Infinium Capital´s odyssey into HFT Oil ETF/Oil Futures arbitrage and other HFT stuff

Discussion in 'Energy Futures' started by ASusilovic, Aug 29, 2010.

  1. We don’t like to gloat, but err, in this case we can’t help ourselves.

    That’s because from the moment commodity ETFs like the USO and the UNG began acting weirdly in 2009, FT Alphaville speculated they were probably being arbitraged in some fancy fashion by a new breed of index arbitrageur, who had shrewdly spotted a fresh cross-asset opportunity.

    This week it transpired that algorithmic arbitrage versus an oil ETF (the USO no less) was in fact behind February’s abrupt market moves — initially suspected to be connected to a liquidation by the Blue Gold fund.

    As Reuters noted, having dug up the details of the chaos-causing algorithms:

    Infinium, a household name in Chicago’s burgeoning trading community, relies on computer horsepower and quantitative models to earn razor-thin profits from short-term trading.

    It uses its own money to make markets and capitalize on tiny imbalances, a common high-frequency strategy.

    The documents, dated March, reveal that Infinium used an algorithm that was less than a day old to execute a “lead/lag” strategy between an exchange-traded fund called United States Oil Fund (USO.P: Quote), which tracks oil prices, and the U.S. crude benchmark future, West Texas Intermediate CLc1.

    The algorithm was turned on at 2:26:28 p.m. (Eastern) on Feb. 3, less than four minutes before NYMEX closed floor trading and settled oil prices. It immediately started uncontrollably buying oil futures, according to the documents, which include letters from Infinium’s lawyer to the regulation unit of CME Group, and cite notes from a company developer.

    Infinium placed 2,000 to 3,000 orders per second before its flooded order router “choked” and was “dead in the water” a few seconds later, the developer’s notes said. The algorithm was shut down five seconds after it was turned on. By then, the documents show, the firm had sent 4,612 “buy limit” orders into the market. It quickly offset the position, mostly with large “block” trades in the next few minutes, leaving it with a $1.03-million loss.

    Fascinating stuff.

    But if anything, Infinium Capital is possibly a new entrant to the ETF commodity/underlying arbitrage game.

    A few more seasoned participants — which the mainstream media still hasn’t caught up on in detail — are EWT LLC, a subsidiary of Madison Tyler Holdings, which specialises in cross-asset arbitrage and happens to be a company with very interesting connections; and also high-frequency market-making power house Susquehanna International Group (SIG).

    We might add that according to SIG’s latest 13F SEC holdings filing, the group was an owner of every single ETF featured in the 20 most cancelled securities on flash crash day.

    It was also a holder of Accenture and Procter & Gamble shares too — both of which featured prominently in the crash as well.

    It’s quite a fascinating and uber-secretive firm in its own right too.
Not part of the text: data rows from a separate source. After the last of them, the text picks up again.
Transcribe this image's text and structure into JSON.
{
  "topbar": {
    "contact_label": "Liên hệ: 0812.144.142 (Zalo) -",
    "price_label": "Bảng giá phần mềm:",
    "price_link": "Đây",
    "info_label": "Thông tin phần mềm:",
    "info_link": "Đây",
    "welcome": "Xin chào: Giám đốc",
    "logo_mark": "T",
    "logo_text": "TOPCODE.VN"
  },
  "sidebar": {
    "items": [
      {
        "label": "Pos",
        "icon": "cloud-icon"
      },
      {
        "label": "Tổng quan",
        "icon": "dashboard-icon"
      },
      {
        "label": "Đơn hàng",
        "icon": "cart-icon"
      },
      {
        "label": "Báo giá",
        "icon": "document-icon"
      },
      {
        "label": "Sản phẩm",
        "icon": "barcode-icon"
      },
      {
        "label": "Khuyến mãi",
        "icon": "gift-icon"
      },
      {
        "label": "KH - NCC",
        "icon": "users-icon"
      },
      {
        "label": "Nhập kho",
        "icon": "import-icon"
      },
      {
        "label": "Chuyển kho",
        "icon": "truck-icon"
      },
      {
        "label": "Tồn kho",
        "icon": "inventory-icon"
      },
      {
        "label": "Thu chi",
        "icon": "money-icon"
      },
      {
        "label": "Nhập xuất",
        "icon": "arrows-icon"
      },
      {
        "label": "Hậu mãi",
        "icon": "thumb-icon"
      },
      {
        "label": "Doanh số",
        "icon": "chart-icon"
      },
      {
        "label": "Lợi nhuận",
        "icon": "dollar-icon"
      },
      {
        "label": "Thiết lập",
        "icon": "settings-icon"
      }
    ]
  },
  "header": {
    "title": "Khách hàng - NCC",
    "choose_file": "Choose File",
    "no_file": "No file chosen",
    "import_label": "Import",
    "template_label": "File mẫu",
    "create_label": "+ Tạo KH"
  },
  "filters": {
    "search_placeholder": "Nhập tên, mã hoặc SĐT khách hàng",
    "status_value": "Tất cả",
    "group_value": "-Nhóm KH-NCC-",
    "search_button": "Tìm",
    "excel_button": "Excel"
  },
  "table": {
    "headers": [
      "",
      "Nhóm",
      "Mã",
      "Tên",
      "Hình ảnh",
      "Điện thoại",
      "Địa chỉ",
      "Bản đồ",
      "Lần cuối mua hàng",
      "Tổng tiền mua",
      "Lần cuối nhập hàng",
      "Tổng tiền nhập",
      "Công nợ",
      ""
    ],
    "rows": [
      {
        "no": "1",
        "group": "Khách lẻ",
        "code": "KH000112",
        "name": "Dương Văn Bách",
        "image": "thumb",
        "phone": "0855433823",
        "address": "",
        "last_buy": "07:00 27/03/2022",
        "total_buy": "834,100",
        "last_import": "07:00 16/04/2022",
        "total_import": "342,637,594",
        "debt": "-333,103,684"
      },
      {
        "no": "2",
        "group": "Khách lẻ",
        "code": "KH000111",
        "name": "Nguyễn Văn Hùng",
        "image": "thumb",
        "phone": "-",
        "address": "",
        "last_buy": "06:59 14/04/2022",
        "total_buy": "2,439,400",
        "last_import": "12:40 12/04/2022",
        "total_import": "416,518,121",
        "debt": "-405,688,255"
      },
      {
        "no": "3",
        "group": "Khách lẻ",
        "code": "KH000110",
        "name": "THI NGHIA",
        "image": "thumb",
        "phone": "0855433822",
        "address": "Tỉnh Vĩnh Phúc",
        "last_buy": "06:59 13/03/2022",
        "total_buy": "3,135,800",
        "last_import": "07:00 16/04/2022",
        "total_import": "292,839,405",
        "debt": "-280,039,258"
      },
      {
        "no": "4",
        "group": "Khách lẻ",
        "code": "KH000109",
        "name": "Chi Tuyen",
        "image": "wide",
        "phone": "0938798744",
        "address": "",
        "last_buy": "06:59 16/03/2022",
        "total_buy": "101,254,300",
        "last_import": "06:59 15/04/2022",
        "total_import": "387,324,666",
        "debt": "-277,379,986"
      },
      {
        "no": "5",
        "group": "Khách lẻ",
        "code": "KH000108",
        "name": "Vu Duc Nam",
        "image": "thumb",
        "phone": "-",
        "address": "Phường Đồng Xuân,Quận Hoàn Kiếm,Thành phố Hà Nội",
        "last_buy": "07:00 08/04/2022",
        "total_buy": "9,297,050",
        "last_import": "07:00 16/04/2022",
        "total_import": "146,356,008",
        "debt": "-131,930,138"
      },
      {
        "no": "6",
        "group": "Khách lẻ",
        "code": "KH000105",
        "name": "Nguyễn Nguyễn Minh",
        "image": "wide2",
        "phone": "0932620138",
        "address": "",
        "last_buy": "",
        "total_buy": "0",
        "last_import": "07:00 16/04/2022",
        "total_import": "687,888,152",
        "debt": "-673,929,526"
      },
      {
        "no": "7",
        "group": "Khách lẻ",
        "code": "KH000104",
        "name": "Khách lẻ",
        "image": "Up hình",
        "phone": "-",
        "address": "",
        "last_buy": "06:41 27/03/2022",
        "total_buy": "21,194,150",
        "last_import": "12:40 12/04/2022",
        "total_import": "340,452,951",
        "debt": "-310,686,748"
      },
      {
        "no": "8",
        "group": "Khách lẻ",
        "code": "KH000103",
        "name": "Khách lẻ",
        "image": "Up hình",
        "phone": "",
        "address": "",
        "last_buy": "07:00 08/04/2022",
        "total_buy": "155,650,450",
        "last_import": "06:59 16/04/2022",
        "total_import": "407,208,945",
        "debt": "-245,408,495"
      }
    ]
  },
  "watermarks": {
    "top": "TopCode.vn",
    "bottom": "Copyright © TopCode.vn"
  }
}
    Other HFT firms ‘market makers’ worth checking out — all of whom have big positions in ETFs and commodity futures too — are Jane Street Holding, a quantitative proprietary trading firm; IMC-Chicago, which specialises in liquidity provision and algorithmic arbitrage; First New York Securities, which had a very sizeable position in UNG; and last but not least, new start-up Five Rings Capital.

    As for Dutch high-frequency market maker Optiver, another big player in commodity ETFs, they’re already being investigated by the CFTC for allegedly ‘banging the close‘ through trade at settlement contracts on the Nymex.

    The WSJ has also already reported that both Morgan Stanley and UBS — two big ETF market makers — settled CFTC charges concerning their trading of crude-oil futures on the day that the USO fund was shifting out of a contract ahead of its expiration earlier in the year too.

    And just in case you thought such antics were purely restricted to commodity ETFs, in reality the fast-paced strategies can be migrated anywhere there’s an arbitrage between an exchange-traded future and an exchange-traded fund to be had.

    (It’s all the more fruitful, by the way, if the ETF is actually based on an index derived from futures prices in the first place.)

    http://ftalphaville.ft.com/blog/2010/08/27/328631/etfs-and-hft-redux/

    Very, very interesting article. You have to check the links within the FTAlphaville article, too.
     
  2. heech

    heech

    It does make sense there are tremendous opportunities here.

    I remember "learning" about arbitrage during my school days, and the implicit sense was always that the opportunities were behind us... truth is, with the proliferation of these new "derivative" instruments like ETFs (for the lack of a better word), I think there are a lot of pennies to be squeezed out there.